会合定数を求める手段

分子間相互作用を明らかにする方法としていくつかの方法があります。大事なのはわかることと濃度範囲です。会合定数と濃度の関係から、感覚的には会合定数の逆数の濃度ぐらいを詳しく測れば精度良く数値が決められます。二量体モデルを計算すると測定濃度程度が単量体と二量体が 1 : 1 で存在する程度ですので、一般的にその付近で測定することで有意な変化量が観測されます。

核磁気共鳴 (NMR) スペクトル
化学シフトの濃度変化や温度変化により議論できる。
熱力学的パラメータ、分子の会合構造を得られるチャンスがある。
比較的高濃度 ($${10^{–3}}$$ ~ $${10^{–2}}$$ M) が必要なので比較的
高濃度で変化するもののみ。つまり、相当会合しにくい分子が対象。

電子スピン共鳴 (ESR) スペクトル
マニアックな方法。
感度は NMR よりも高いので $${10^{–5}}$$ ~ $${10^{–2}}$$ M まで行けそう(溶媒の誘電率が高いと低濃度は難しい)。ただし、そもそも ESR アクティブな分子が少ない。また、ESR 装置が往々にしてダイナミックレンジが低いので、うまく感度調整する必要がある。さらに絶対強度をやるのは至難の業。少なくとも私はやりたくない。

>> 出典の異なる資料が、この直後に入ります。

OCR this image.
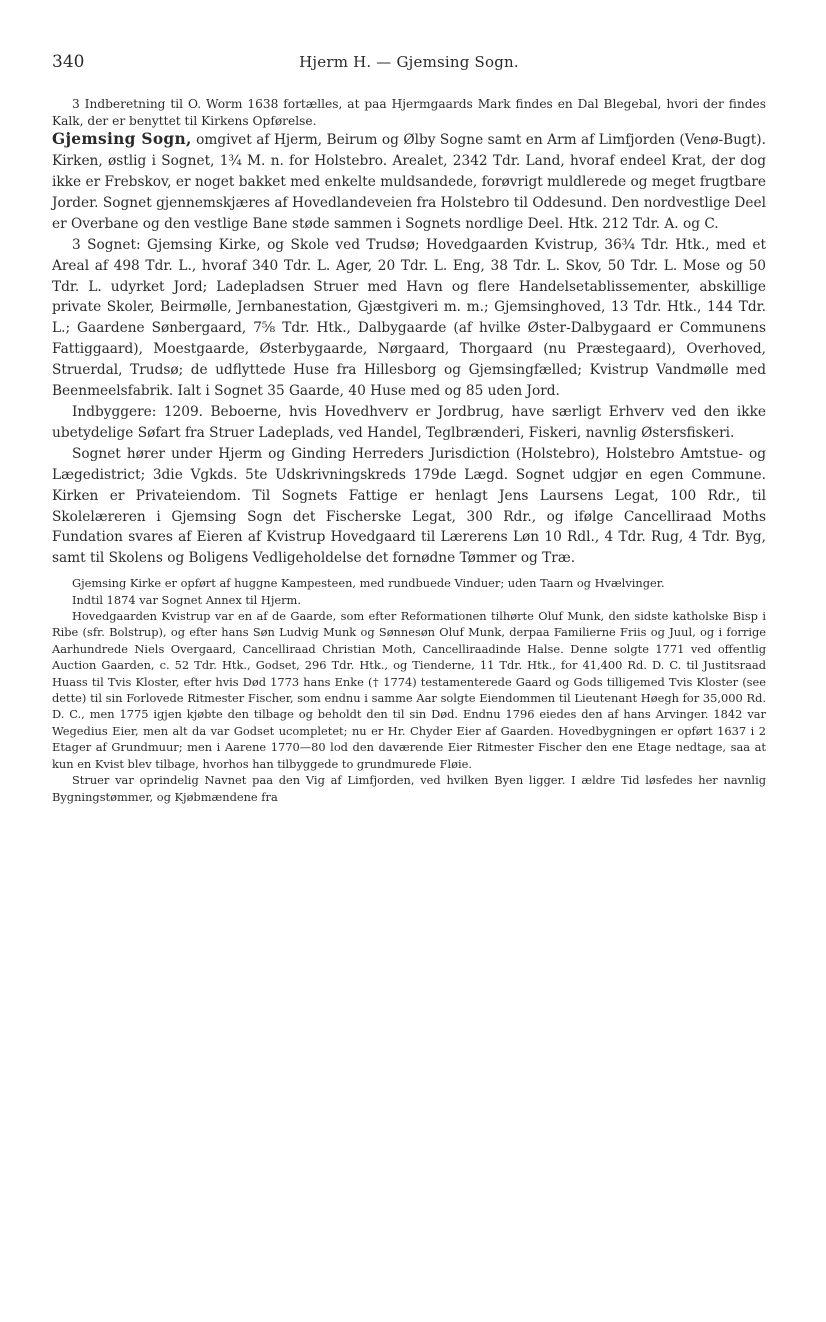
340	Hjerm H. — Gjemsing Sogn.

3 Indberetning til O. Worm 1638 fortælles, at paa Hjermgaards Mark findes en Dal Blegebal, hvori der findes Kalk, der er benyttet til Kirkens Opførelse.

Gjemsing Sogn, omgivet af Hjerm, Beirum og Ølby Sogne samt en Arm af Limfjorden (Venø-Bugt). Kirken, østlig i Sognet, 1¾ M. n. for Holstebro. Arealet, 2342 Tdr. Land, hvoraf endeel Krat, der dog ikke er Frebskov, er noget bakket med enkelte muldsandede, forøvrigt muldlerede og meget frugtbare Jorder. Sognet gjennemskjæres af Hovedlandeveien fra Holstebro til Oddesund. Den nordvestlige Deel er Overbane og den vestlige Bane støde sammen i Sognets nordlige Deel. Htk. 212 Tdr. A. og C.

3 Sognet: Gjemsing Kirke, og Skole ved Trudsø; Hovedgaarden Kvistrup, 36¾ Tdr. Htk., med et Areal af 498 Tdr. L., hvoraf 340 Tdr. L. Ager, 20 Tdr. L. Eng, 38 Tdr. L. Skov, 50 Tdr. L. Mose og 50 Tdr. L. udyrket Jord; Ladepladsen Struer med Havn og flere Handelsetablissementer, abskillige private Skoler, Beirmølle, Jernbanestation, Gjæstgiveri m. m.; Gjemsinghoved, 13 Tdr. Htk., 144 Tdr. L.; Gaardene Sønbergaard, 7⅝ Tdr. Htk., Dalbygaarde (af hvilke Øster-Dalbygaard er Communens Fattiggaard), Moestgaarde, Østerbygaarde, Nørgaard, Thorgaard (nu Præstegaard), Overhoved, Struerdal, Trudsø; de udflyttede Huse fra Hillesborg og Gjemsingfælled; Kvistrup Vandmølle med Beenmeelsfabrik. Ialt i Sognet 35 Gaarde, 40 Huse med og 85 uden Jord.

Indbyggere: 1209. Beboerne, hvis Hovedhverv er Jordbrug, have særligt Erhverv ved den ikke ubetydelige Søfart fra Struer Ladeplads, ved Handel, Teglbrænderi, Fiskeri, navnlig Østersfiskeri.

Sognet hører under Hjerm og Ginding Herreders Jurisdiction (Holstebro), Holstebro Amtstue- og Lægedistrict; 3die Vgkds. 5te Udskrivningskreds 179de Lægd. Sognet udgjør en egen Commune. Kirken er Privateiendom. Til Sognets Fattige er henlagt Jens Laursens Legat, 100 Rdr., til Skolelæreren i Gjemsing Sogn det Fischerske Legat, 300 Rdr., og ifølge Cancelliraad Moths Fundation svares af Eieren af Kvistrup Hovedgaard til Lærerens Løn 10 Rdl., 4 Tdr. Rug, 4 Tdr. Byg, samt til Skolens og Boligens Vedligeholdelse det fornødne Tømmer og Træ.

Gjemsing Kirke er opført af huggne Kampesteen, med rundbuede Vinduer; uden Taarn og Hvælvinger.

Indtil 1874 var Sognet Annex til Hjerm.

Hovedgaarden Kvistrup var en af de Gaarde, som efter Reformationen tilhørte Oluf Munk, den sidste katholske Bisp i Ribe (sfr. Bolstrup), og efter hans Søn Ludvig Munk og Sønnesøn Oluf Munk, derpaa Familierne Friis og Juul, og i forrige Aarhundrede Niels Overgaard, Cancelliraad Christian Moth, Cancelliraadinde Halse. Denne solgte 1771 ved offentlig Auction Gaarden, c. 52 Tdr. Htk., Godset, 296 Tdr. Htk., og Tienderne, 11 Tdr. Htk., for 41,400 Rd. D. C. til Justitsraad Huass til Tvis Kloster, efter hvis Død 1773 hans Enke († 1774) testamenterede Gaard og Gods tilligemed Tvis Kloster (see dette) til sin Forlovede Ritmester Fischer, som endnu i samme Aar solgte Eiendommen til Lieutenant Høegh for 35,000 Rd. D. C., men 1775 igjen kjøbte den tilbage og beholdt den til sin Død. Endnu 1796 eiedes den af hans Arvinger. 1842 var Wegedius Eier, men alt da var Godset ucompletet; nu er Hr. Chyder Eier af Gaarden. Hovedbygningen er opført 1637 i 2 Etager af Grundmuur; men i Aarene 1770—80 lod den daværende Eier Ritmester Fischer den ene Etage nedtage, saa at kun en Kvist blev tilbage, hvorhos han tilbyggede to grundmurede Fløie.

Struer var oprindelig Navnet paa den Vig af Limfjorden, ved hvilken Byen ligger. I ældre Tid løsfedes her navnlig Bygningstømmer, og Kjøbmændene fra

紫外可視近赤外吸収 (UV-vis-NIR または 電子) スペクトル
吸収波長シフトの濃度変化や温度変化により議論できる。
熱力学的パラメータ、分子の会合構造を得られるチャンスがある。
低濃度も可能 ($${10^{–5}}$$ ~ $${10^{–3}}$$ M)。

発光スペクトル
発光波長のシフトの濃度変化や温度変化により議論できる。
熱力学的パラメータ、分子の会合構造を得られるチャンスがある。
かなり低濃度も可能 ($${10^{–6}}$$ ~ $${10^{–4}}$$ M)。ただし・・・かなり発光量子収率が高くないと低濃度は難しい。

X 線結晶構造解析
X 線の電子による回折現象を利用して電子の分布がわかる。
これを利用して原子の位置を解析する。ほぼ結晶に限定。

赤外吸収 (IR) スペクトル
主に分子間水素結合に関して情報が得られる。ほぼ固体に限定される。
溶媒を工夫すれば分子内水素結合と分子間水素結合の違いを見分けられる。